I'm currently playing through the Fires of Creation module (part of the Iron Gods path). While adjusting to a style I haven't played in many years, my game design brain has been engaged, and a new thought on how the whole thing works has just cohered for me:
1) Even when the GM has no affinity for railroading, a module is not a sandbox. There are only so many fun things to do, and most of them are more or less laid out in a path that must be traveled in a certain broad-strokes order (e.g. you can traverse the mini-dungeon via any route you want, but you have to defeat the mini-dungeon before you can enter the iron tunnels).
2) Given that the overall shape of the fictional journey is not in question, the uncertainty of play lies in how it will be traversed. Important questions to be answered in play include:
- Is the fictional journey cool? Do we dig the module's aesthetics (and plot, if there is one)?
- What other stuff, tangential to the core journey, will happen along the way? Will we grow to love or hate any of the player characters, or any of the people or places they interact with?
- Will the initial set of player characters all survive to see through to journey's end?
- Will the journey unfold quickly and directly, or haltingly, with much pausing and back-tracking to recuperate, restock, etc.?
- Will we complete the full adventure, or come to a good stopping point before that (such as a TPK)?
3) Combat is the primary randomizer of the journey's shape. All of the questions above depend in part on how injured the characters get (or are deemed likely to get) at various points in the journey. There are several possible ways to approach Pathfinder combat in this context:
- Use no strategy at all, roll the dice, and see what happens.
- Try to perfect your strategy, retaining maximum hit points and other resources.
- Combine any levels of the above, with an "onward quickly or bust!" mindset.
- Combine any levels of the above, with a "keep these characters alive, however many takes it requires!" mindset.
4) For whatever your combat goals may be, knowing the rules well and building an effective character will increase your ability to achieve them. If you don't have combat goals, or find them thwarted by your group, then mastering the rules or making a slick build yields little return in fights.
5) Depending on the roles of combat and soaking in the scenery for a given group, the "other stuff that happens along the way" can become the primary forum for meaningful player contribution. Examples:
- Doing socially savvy things that get you fame and/or adoration.
- Doing socially inappropriate things that are hilarious.
- Forming strong attachments to weird or absurd objects, foods, pastimes, etc.
- Creating and performing character-defining shticks.
- Relating everything that happens to your character concept. ("I consecrate this battle to my deity!")
- Looking badass in combat. (Even absent strategic combat objectives, a good build can help you pull this off.)
6) If the above 5 points accurately describe play, then I think anyone who's confused about "what I am there to do" can look at their group through this lens and possibly find a path toward an answer. Similarly, if a group is interesting in streamlining module play, this sort of understanding might help them pick what to trim and what to emphasize.

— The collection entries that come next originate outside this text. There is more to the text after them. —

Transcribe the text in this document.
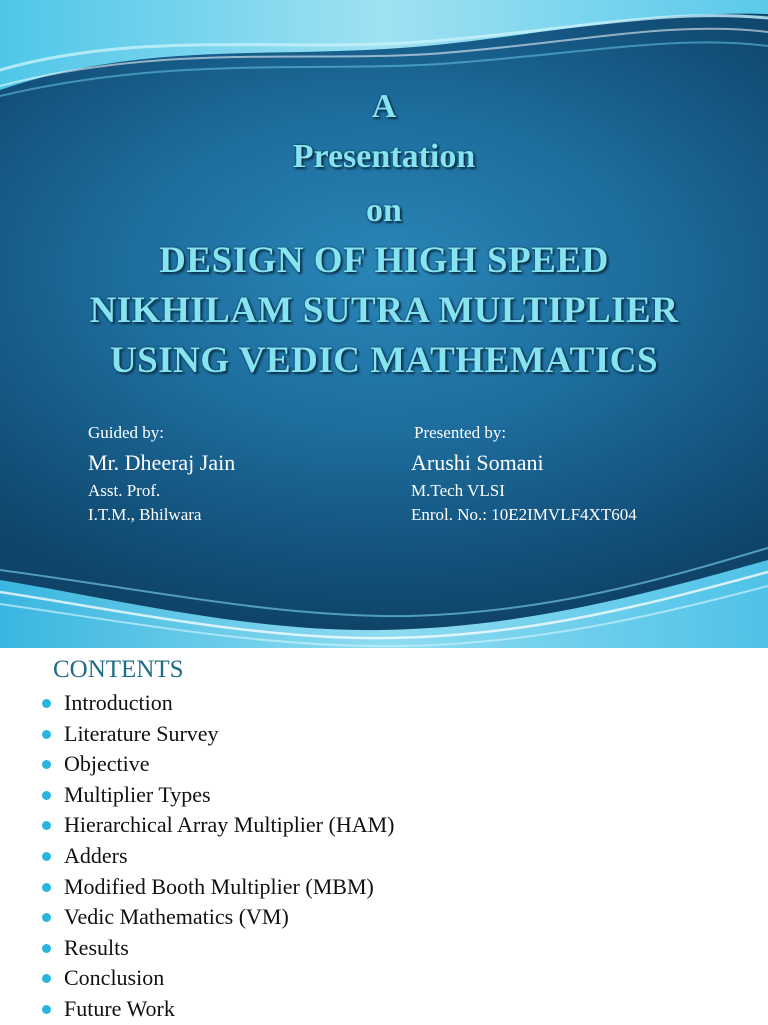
A
Presentation
on
DESIGN OF HIGH SPEED
NIKHILAM SUTRA MULTIPLIER
USING VEDIC MATHEMATICS
Guided by:
Mr. Dheeraj Jain
Asst. Prof.
I.T.M., Bhilwara
Presented by:
Arushi Somani
M.Tech VLSI
Enrol. No.: 10E2IMVLF4XT604
CONTENTS
Introduction
Literature Survey
Objective
Multiplier Types
Hierarchical Array Multiplier (HAM)
Adders
Modified Booth Multiplier (MBM)
Vedic Mathematics (VM)
Results
Conclusion
Future Work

For example, my current group is pretty low on scenery-soaking, moderate on "other stuff" tangents, moderate on the combat goal of avoiding permanent character deaths, and low on other combat goals. Accordingly, we appreciate it when the GM fast-forwards through foregone conclusions in combat rather than making us do every roll, and we maintain a balance of quick forward progress with frequent (but short-lived) digressions.
If I were hacking the module for this group, I'd probably use more weak but deadly opponents (to get us to the "move on or play safe?" decisions with less "roll to hit, roll to hit, roll to hit" grinding) and replace a few combats with social obstacles (so that doing funny or shticky character things isn't relegated to recuperation time).
As is, personally, I'm enjoying combats more now that I know that "keep moving forward, don't die" is the goal, but that no one cares about pursuing it optimally, so I can feel free to do stuff that's merely entertaining as long as it doesn't dramatically change our odds of having to go back to town and heal.
I imagine all this will seem obvious to some, and irrelevant to others who are used to doing things in one particular way, but I think it's interesting in the context of a game that attracts a diverse audience and attempts (or at least allows itself) to be different things for different people. I've seen plenty of writing on the "how does a new group in a D&D game cohere?" front, but I've never stumbled upon anything exactly like this schema that just occurred to me, so I figured I'd chime in and see what y'all think.